Já chegou a 20 milhões?

Sim, de uma cartazista, e aquilo mudou a vida dela. Ela na sequência ganhou por um trabalho o mesmo que ganhava no ano inteiro.

Você consegue atender a todos os artistas que te mandam vídeos?

Não consigo, e eu peço desculpas. É impossível. São 300 mensagens por dia, e às vezes perco o vídeo de alguém que gosto muito ou de alguém muito bom. Tento manter o mais orgânico possível.

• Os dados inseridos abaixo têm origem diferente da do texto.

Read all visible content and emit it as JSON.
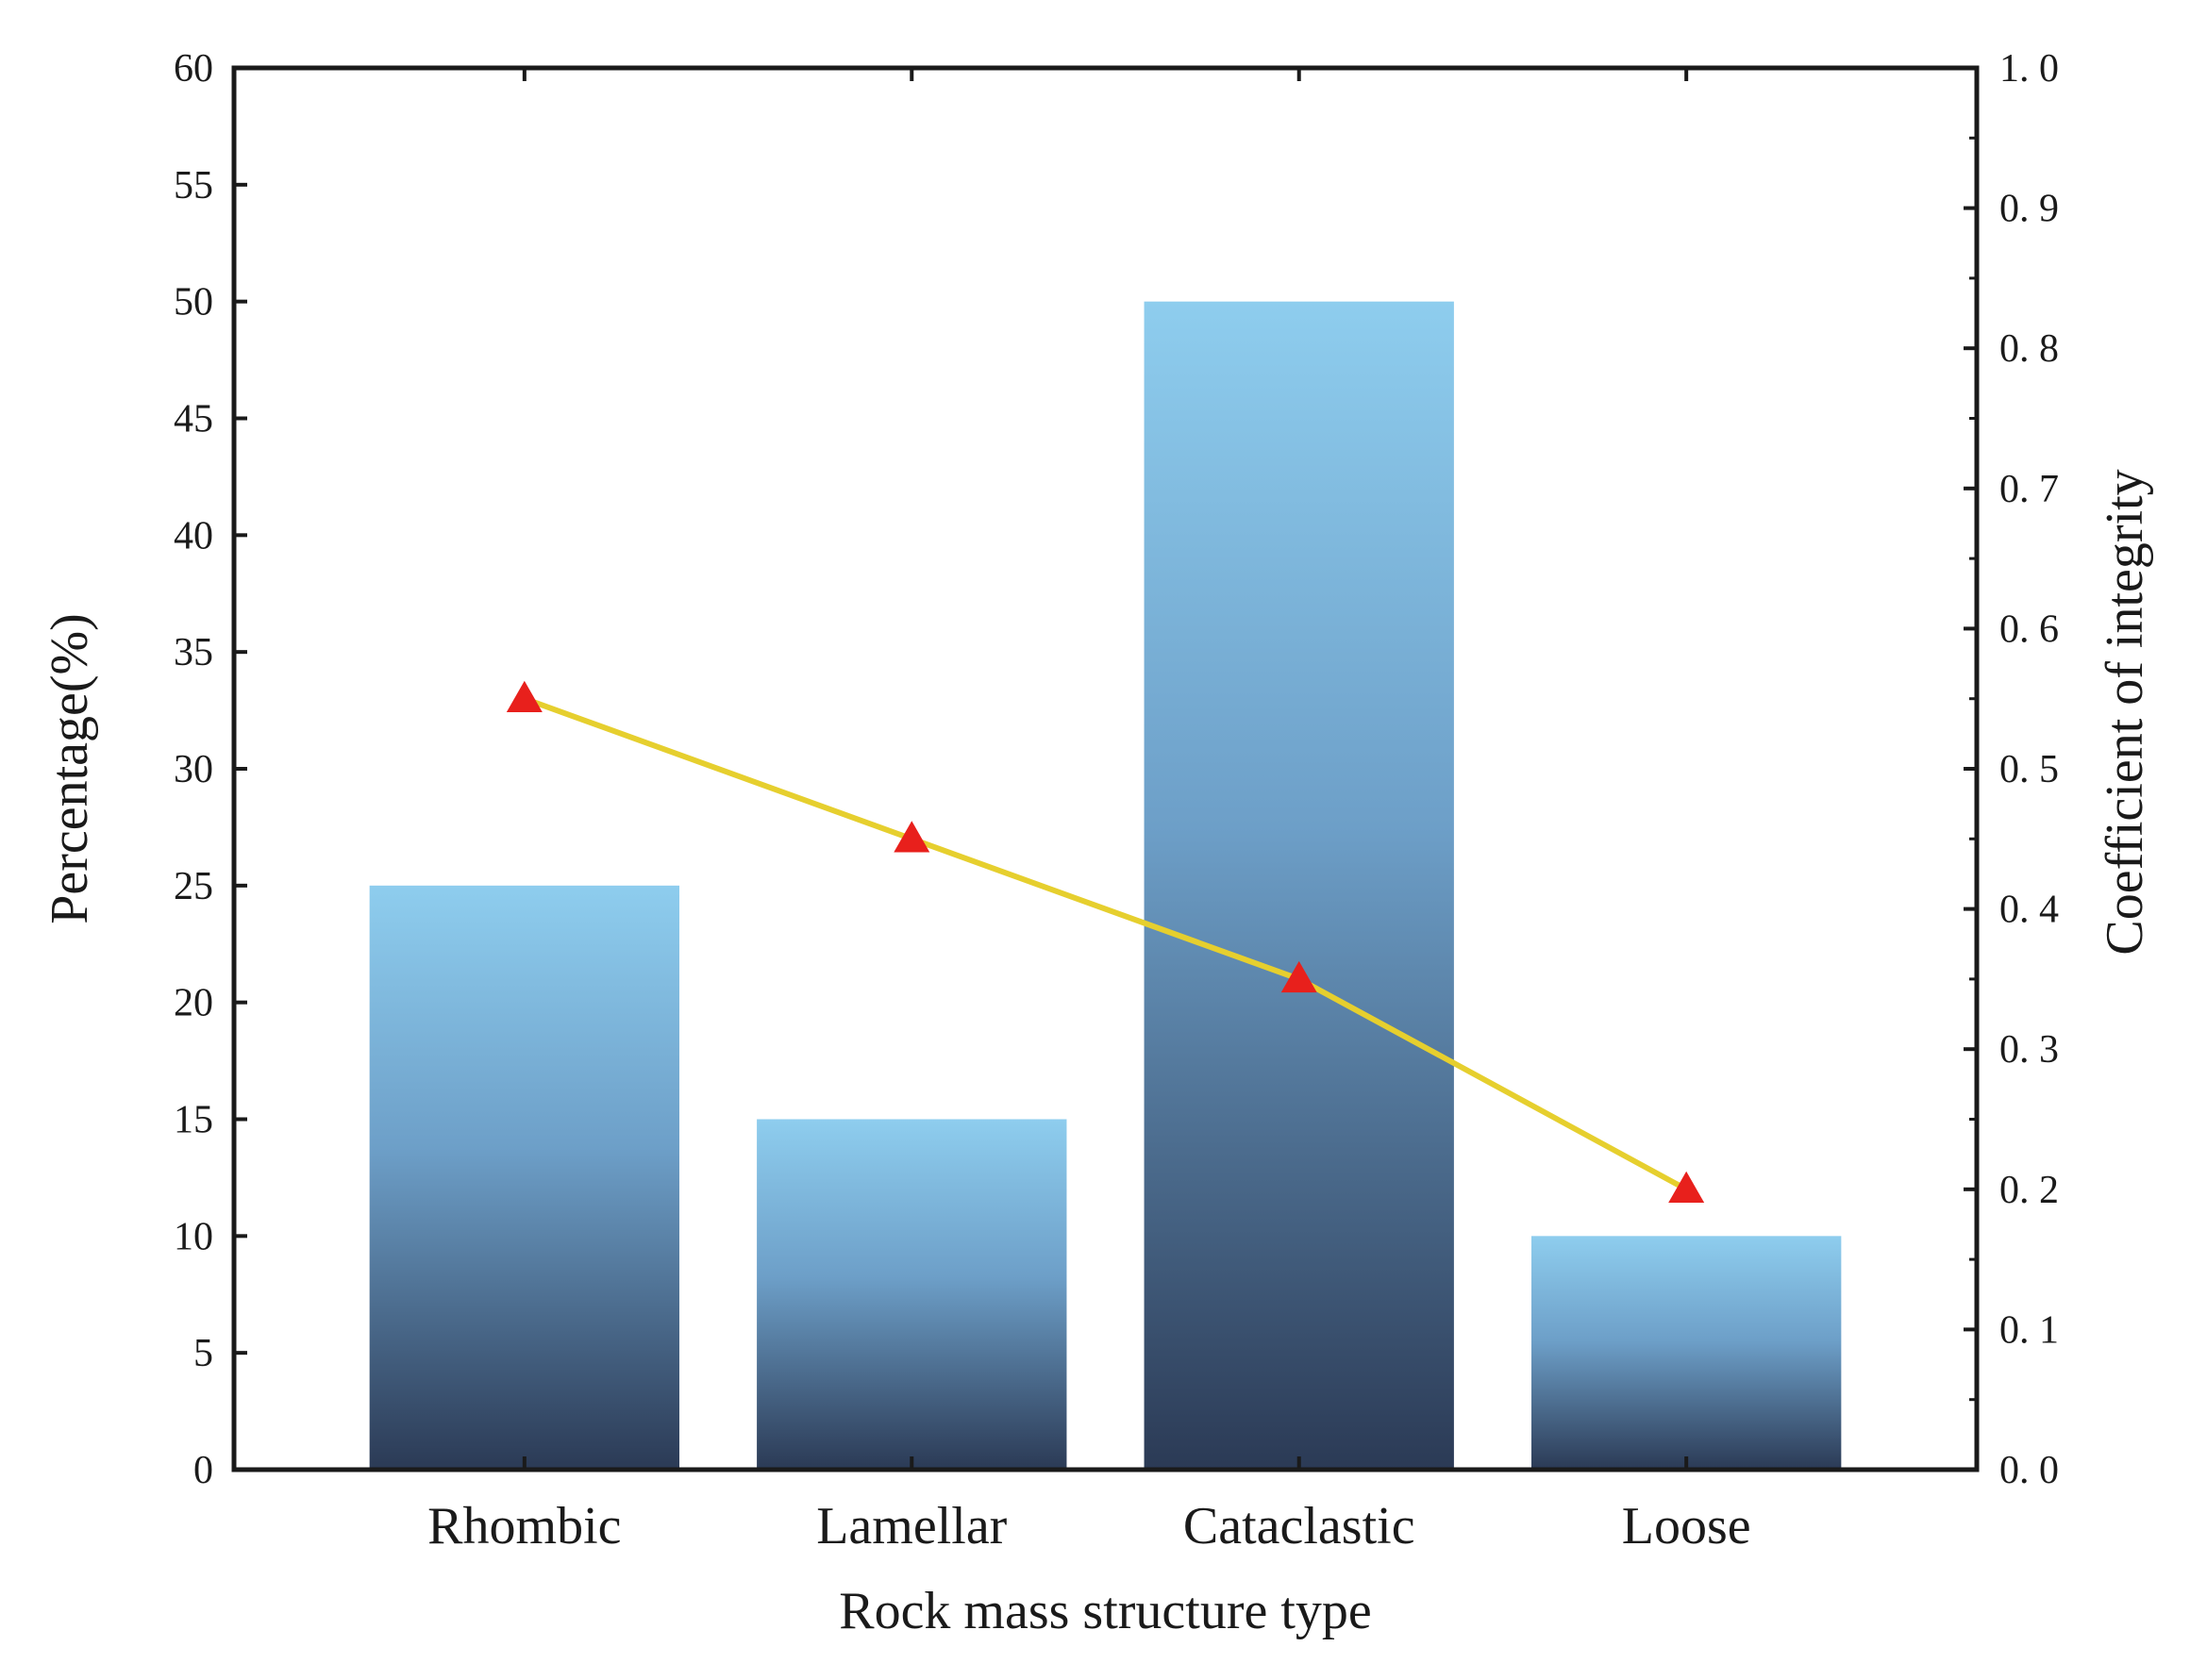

Por fim: O que você tem contra o Photoshop?

Não tenho absolutamente nada contra o Photoshop [risos]. Sou muito cobrado por isso, aliás. Os designers até vêm me cobrar. É uma ferramenta para todo mundo. Mas o “fora, fotoxópi” significa que a mão humana será sempre e eternamente superior à máquina, e foi o Photoshop que foi pego como representante do digital. Poderia ser fora, Inteligência artificial, fora, Adobe. Mas peguei o Photoshop por ser um coitado que todo mundo conhece, que trabalha para todo mundo igual a um escravo, e ele vai chorar em todo vídeo. Começou num vídeo em que o cara faz um desenho maravilhoso, que parecia digital, só que pintado 100% a mão, e eu larguei um “chora, Photoshop”, espontaneamente. E aí comecei: fora, Photoshop, fora, todo mundo. Vamos estudar. Comecei com os bordões.